Summer Is Officially Here: Here Are The Best Ways to Support Your Gut Health

There’s no question that modern, processed diets are bad for the gut. Due to the vast majority of farming subsidies going to producers of corn, wheat, and soy, prices for the foods containing these crops (many of which are high in sugar and refined carbohydrates and low in meaningful vitamins, minerals, micronutrients, and fiber) have dropped—making them cheap and readily accessible for consumers. 

Fiber—found in vegetables, fruits, and a variety of whole grains—promotes gut microbial biodiversity and feeds beneficial bacteria in the GI tract. In fact, these “good” bugs use fiber food to produce gut-healthy, anti-inflammatory compounds called short-chain fatty acids (SCFAs). But the average American gets just 15 grams of fiber per day, when we should be getting at least 25 to 30 grams. “Part of the problem we’re seeing today could be due to three to four generations of progressively diminished fiber consumption,” says gastroenterologist Will Bulsiewicz, M.D., author of Fiber Fueled, referencing a groundbreaking 2016 study in Nature by Stanford University microbiome researcher Justin Sonnenburg, Ph.D. 
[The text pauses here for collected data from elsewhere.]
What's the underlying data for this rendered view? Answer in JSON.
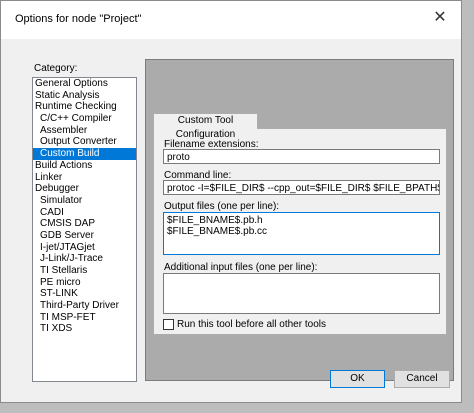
{
  "window": {
    "title": "Options for node \"Project\"",
    "close_glyph": "✕"
  },
  "sidebar": {
    "label": "Category:",
    "items": [
      {
        "label": "General Options",
        "level": 0
      },
      {
        "label": "Static Analysis",
        "level": 0
      },
      {
        "label": "Runtime Checking",
        "level": 0
      },
      {
        "label": "C/C++ Compiler",
        "level": 1
      },
      {
        "label": "Assembler",
        "level": 1
      },
      {
        "label": "Output Converter",
        "level": 1
      },
      {
        "label": "Custom Build",
        "level": 1,
        "selected": true
      },
      {
        "label": "Build Actions",
        "level": 0
      },
      {
        "label": "Linker",
        "level": 0
      },
      {
        "label": "Debugger",
        "level": 0
      },
      {
        "label": "Simulator",
        "level": 1
      },
      {
        "label": "CADI",
        "level": 1
      },
      {
        "label": "CMSIS DAP",
        "level": 1
      },
      {
        "label": "GDB Server",
        "level": 1
      },
      {
        "label": "I-jet/JTAGjet",
        "level": 1
      },
      {
        "label": "J-Link/J-Trace",
        "level": 1
      },
      {
        "label": "TI Stellaris",
        "level": 1
      },
      {
        "label": "PE micro",
        "level": 1
      },
      {
        "label": "ST-LINK",
        "level": 1
      },
      {
        "label": "Third-Party Driver",
        "level": 1
      },
      {
        "label": "TI MSP-FET",
        "level": 1
      },
      {
        "label": "TI XDS",
        "level": 1
      }
    ]
  },
  "tab": {
    "label": "Custom Tool Configuration"
  },
  "form": {
    "filename_ext_label": "Filename extensions:",
    "filename_ext_value": "proto",
    "command_line_label": "Command line:",
    "command_line_value": "protoc -I=$FILE_DIR$ --cpp_out=$FILE_DIR$ $FILE_BPATH$",
    "output_files_label": "Output files (one per line):",
    "output_files_lines": [
      "$FILE_BNAME$.pb.h",
      "$FILE_BNAME$.pb.cc"
    ],
    "additional_input_label": "Additional input files (one per line):",
    "additional_input_value": "",
    "run_before_label": "Run this tool before all other tools",
    "run_before_checked": false
  },
  "footer": {
    "ok_label": "OK",
    "cancel_label": "Cancel"
  },
  "colors": {
    "selection": "#0078d7",
    "dialog_bg": "#f0f0f0",
    "content_bg": "#ababab"
  }
}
For the study, researchers fed mice a low-fiber diet over multiple generations. After one generation, there was a decline in microbial biodiversity in the gut, which was reversible when fiber-rich foods were returned to the diet. But with each subsequent generation, there was a progressive loss of biodiversity that was harder to reverse (and impossible to completely reverse). 

“Compared to the Hadza of Tanzania, some of the last remaining communities of hunter-gatherers, people in the U.S. have about 40% less microbial diversity in the gut,” says Bulsiewicz. “This leads us to believe that we’ve essentially lost 40% of what we’re supposed to have as humans. To an extent it’s reversible, but this study shows that we might be in a place where we’re impaired from the get-go.”

Excessive consumption of animal products (particularly in the absence of fiber-rich foods) may also have a negative impact on the gut microbiome. This was illustrated in a 2014 study by Harvard researchers in which they put the same group of people on two drastically different diets—an animal-based diet of foods like bacon, eggs, salami, and pork rinds; and a vegan diet of foods like rice, tomatoes, lentils, squash, and fruit—and measured the effects of each. What they found: On the animal-based diet, there were significant increases in the bile-tolerant gut microbes, which are necessary for breaking down fat but also associated with inflammatory processes.

Additionally, excessive refined carbohydrate and sugar intake has been shown to reduce the microbial biodiversity and feed bad microbes. “Someone who’s eating way too much sugar is going to become a fertile ground for yeast to grow in their gut,” a form of gut imbalance, says Vincent Pedre, M.D., integrative physician and author of Happy Gut.